De façon générale, la violation du secret médical est sanctionnée pénalement. Ces sanctions vont de l’emprisonnement à l’amende parce que le secret médical est d’une importance capitale. Il se justifie par le fait que pour les raisons professionnelles certaines personnes peuvent être amenées à avoir des informations qui touchent à la vie privée des personnes et pour établir la confiance entre l’homme de l’art et le patient, le secret médical doit être respecté.

Donc, le secret médical est fondamental, parce qu’il protège la relation de confiance entre le médecin et le malade, il protège la vie privée du patient ce qui est fondamental parce que la vie privée d’une personne doit rester secrète.

La confidentialité est importante pour toutes les maladies y compris le Vih/Sida. Les difficultés ne surviennent, que quand une personne est infectée et le sachant continue à avoir des relations sexuelles non protégées avec les partenaires. Que faire alors pour sauver autrui et la communauté ? Il faut reconnaître qu’il y a des personnes qui sont infectées et qui n’hésitent pas à faire le tour de la ville le soir pour avoir des relations sexuelles non protégées avec des personnes innocents et qui en rient après. Tout cela constitue un problème. Et dans certains pays, les lois qui sont en train d’être élaborées sanctionnent cette attitude de contamination volontaire qui suppose que la personne sache qu’elle est infectée, qu’ayant des relations avec une autre personne, elle peut lui transmettre la maladie et qui le fait de façon volontaire donc en sachant tous les tenants et les aboutissants de son acte.

Qu’est que la loi prévoit aussi si la personne vivant avec le VIH- Sida est source de stigmatisation ?

La stigmatisation est interdite au Sénégal, parce que le Vih est une maladie, une douleur, une souffrance. Elle n’est d’autre qu’une maladie. La personne atteinte du Vih souffre, ajouter une stigmatisation serait à la limite détruire cette personne et c’est ce qui fait que la stigmatisation est insupportable et que les lois tiennent à sanctionner la stigmatisation à l’encontre des Personnes vivant avec le Vih., que cette stigmatisation se produise dans les entreprises, dans le milieu familial. Partout, elle est interdite. Quant à la contamination volontaire, elle est pénalement réprimée parce que c’est un acte de manque de solidarité et une méchanceté qui est sanctionnée par le droit.

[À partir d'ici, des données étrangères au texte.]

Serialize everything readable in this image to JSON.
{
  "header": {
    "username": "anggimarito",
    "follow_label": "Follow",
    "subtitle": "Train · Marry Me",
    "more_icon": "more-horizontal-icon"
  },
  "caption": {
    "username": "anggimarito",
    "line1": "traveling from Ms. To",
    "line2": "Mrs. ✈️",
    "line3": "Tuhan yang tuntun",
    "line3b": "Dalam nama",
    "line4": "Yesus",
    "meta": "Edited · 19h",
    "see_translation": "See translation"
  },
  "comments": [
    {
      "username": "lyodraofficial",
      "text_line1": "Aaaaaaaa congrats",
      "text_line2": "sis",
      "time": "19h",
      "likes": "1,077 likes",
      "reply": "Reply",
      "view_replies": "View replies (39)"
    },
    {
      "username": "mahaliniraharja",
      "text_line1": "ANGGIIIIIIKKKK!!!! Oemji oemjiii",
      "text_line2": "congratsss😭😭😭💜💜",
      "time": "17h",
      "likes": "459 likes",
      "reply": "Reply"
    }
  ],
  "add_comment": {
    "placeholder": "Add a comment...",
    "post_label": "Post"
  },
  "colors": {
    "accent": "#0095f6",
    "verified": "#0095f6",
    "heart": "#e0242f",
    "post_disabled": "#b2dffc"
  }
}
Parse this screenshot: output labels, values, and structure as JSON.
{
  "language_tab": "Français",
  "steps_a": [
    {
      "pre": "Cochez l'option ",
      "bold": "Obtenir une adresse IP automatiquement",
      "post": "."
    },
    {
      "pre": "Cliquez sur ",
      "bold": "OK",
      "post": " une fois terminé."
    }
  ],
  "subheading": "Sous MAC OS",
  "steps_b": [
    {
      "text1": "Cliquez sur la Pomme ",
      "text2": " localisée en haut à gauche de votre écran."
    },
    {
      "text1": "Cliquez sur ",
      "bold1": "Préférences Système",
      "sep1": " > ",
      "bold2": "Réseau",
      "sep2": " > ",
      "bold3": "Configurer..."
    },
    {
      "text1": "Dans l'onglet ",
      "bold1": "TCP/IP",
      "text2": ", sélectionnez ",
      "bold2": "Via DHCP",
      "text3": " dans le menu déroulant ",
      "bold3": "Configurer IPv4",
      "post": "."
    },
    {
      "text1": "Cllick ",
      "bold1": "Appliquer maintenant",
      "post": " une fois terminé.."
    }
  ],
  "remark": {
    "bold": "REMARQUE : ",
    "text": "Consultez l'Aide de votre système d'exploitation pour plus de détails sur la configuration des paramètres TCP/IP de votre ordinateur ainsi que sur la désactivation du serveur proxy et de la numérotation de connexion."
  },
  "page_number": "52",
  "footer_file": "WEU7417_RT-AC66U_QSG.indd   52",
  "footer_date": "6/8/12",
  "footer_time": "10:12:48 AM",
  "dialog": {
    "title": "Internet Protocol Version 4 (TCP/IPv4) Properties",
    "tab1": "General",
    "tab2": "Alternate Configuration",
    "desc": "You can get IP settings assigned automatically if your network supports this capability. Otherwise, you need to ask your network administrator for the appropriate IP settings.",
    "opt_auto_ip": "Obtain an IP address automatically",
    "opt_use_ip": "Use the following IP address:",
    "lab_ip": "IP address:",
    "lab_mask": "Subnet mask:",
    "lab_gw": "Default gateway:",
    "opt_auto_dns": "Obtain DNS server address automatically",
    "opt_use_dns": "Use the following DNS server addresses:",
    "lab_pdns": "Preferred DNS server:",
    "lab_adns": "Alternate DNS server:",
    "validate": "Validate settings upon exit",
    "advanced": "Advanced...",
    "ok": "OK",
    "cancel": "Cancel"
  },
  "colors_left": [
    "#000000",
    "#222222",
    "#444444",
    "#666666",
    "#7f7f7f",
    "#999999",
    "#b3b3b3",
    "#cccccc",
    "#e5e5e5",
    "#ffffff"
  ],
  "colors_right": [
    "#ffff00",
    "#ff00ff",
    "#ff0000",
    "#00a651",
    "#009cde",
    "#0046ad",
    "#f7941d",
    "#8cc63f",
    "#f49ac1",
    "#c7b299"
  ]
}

Les personnes qui commettent de tels actes risquent combien d’années d’emprisonnement ?

En cas de transmission volontaire, la proposition de loi prévoit que les auteurs et complices soient condamnés de cinq à dix ans sans sursis possible et à une amende de deux à cinq millions de francs Cfa. Quant la personne répète la même faute, elle est punie de la peine maximale.

Pour la violation de la confidentialité, la proposition de la loi sénégalaise sur le Vih/Sida prévoit un emprisonnement de six mois et une amende de 50 à 300 000 F Cfa pour la personne qui viole l’obligation de la confidentialité. Mais, des exceptions sont prévues, il y a des cas où il est permis de révéler la maladie et de remettre en cause la confidentialité. C’est lorsque le personnel de santé donne un avis à l’autorité judiciaire compétente au cours d’une procédure. Dans ce cas, la confidentialité est levée. Il y a aussi une exception importante, c’est quand la personne infectée elle même donne son consentement au médecin pour qu’il révèle son statut sérologique.